Decreases seen in type 1 and 2 diabetes; no change in age-standardized cancer-specific mortality
TUESDAY, May 3, 2016 (HealthDay News) — All-cause and certain cause-specific mortality rates have decreased recently among those with type 1 and 2 diabetes, although younger patients have seen less improvement, according to a study published online April 26 in Diabetes Care.
Jessica L. Harding, from the Baker IDI Heart and Diabetes Institute in Melbourne, Australia, and colleagues used data for 1,189,079 Australians with diabetes registered on the National Diabetes Service Scheme between 2000 and 2011. These data were linked to the National Death Index. The authors age standardized mortality rates in the total population to the 2001 Australian population.
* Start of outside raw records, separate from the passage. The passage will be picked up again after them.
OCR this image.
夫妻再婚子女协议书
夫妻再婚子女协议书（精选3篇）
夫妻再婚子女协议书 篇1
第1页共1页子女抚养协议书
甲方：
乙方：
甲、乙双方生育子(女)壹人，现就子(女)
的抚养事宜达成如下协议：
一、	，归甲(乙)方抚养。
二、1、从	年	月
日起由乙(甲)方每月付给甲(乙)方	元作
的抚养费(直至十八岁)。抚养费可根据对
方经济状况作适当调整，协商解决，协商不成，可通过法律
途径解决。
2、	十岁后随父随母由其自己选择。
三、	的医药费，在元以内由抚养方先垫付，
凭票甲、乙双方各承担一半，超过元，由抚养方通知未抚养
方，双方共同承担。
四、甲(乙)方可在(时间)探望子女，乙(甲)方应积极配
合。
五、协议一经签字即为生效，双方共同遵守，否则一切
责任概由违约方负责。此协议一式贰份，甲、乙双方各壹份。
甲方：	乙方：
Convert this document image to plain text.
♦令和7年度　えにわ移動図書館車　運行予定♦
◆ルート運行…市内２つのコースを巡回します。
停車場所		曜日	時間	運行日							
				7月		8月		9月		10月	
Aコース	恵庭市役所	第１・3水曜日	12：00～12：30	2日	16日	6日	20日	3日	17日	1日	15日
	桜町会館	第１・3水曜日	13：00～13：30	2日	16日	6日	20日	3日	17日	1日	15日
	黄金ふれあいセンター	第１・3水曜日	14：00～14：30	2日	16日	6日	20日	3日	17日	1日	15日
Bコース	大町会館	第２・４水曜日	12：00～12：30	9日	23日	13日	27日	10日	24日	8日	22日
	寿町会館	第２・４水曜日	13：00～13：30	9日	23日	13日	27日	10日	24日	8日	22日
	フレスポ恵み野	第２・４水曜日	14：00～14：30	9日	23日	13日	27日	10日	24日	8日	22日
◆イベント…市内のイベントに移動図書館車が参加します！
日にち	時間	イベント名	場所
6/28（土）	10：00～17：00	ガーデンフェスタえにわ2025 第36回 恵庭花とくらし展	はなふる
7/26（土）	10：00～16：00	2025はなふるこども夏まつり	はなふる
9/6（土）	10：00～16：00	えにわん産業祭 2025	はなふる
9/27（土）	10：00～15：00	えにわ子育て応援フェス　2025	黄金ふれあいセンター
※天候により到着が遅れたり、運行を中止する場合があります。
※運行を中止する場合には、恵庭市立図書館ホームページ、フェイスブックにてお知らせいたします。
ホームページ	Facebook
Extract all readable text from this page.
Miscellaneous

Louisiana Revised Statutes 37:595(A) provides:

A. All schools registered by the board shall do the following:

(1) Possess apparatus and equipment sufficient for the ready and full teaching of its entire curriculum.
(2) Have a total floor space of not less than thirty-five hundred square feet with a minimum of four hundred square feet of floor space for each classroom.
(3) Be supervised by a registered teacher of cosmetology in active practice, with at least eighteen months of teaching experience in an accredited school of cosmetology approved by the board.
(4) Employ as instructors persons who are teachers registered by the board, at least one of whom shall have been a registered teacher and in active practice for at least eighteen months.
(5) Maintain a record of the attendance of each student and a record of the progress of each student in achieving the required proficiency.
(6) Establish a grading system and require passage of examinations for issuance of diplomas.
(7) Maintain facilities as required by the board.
The researchers found that between 2000 and 2011, all-cause, cardiovascular disease (CVD), and diabetes age-standardized mortality rates (ASMRs) decreased each year by 0.61, 0.35, and 0.14 per 1,000 person-years, respectively, for type 1 diabetes (Ptrend < 0.05); there was no change in cancer mortality. All age groups had significant decreases in all-cause, CVD, and diabetes mortality rates, except for diabetes mortality in those aged 0 to 40 years. For type 2 diabetes, the corresponding decreases in all-cause, CVD, and diabetes ASMRs were 0.18, 0.15, and 0.03 per 1,000 person-years, respectively (Ptrend < 0.001), with no change in cancer mortality. These decreases were seen in all age groups apart from those aged 0 to 40 years, where significant increases in all-cause and cancer mortality were observed.
“Younger populations are not benefiting from the same improvements as older populations,” the authors write. “The absence of a decline in cancer mortality warrants urgent attention.”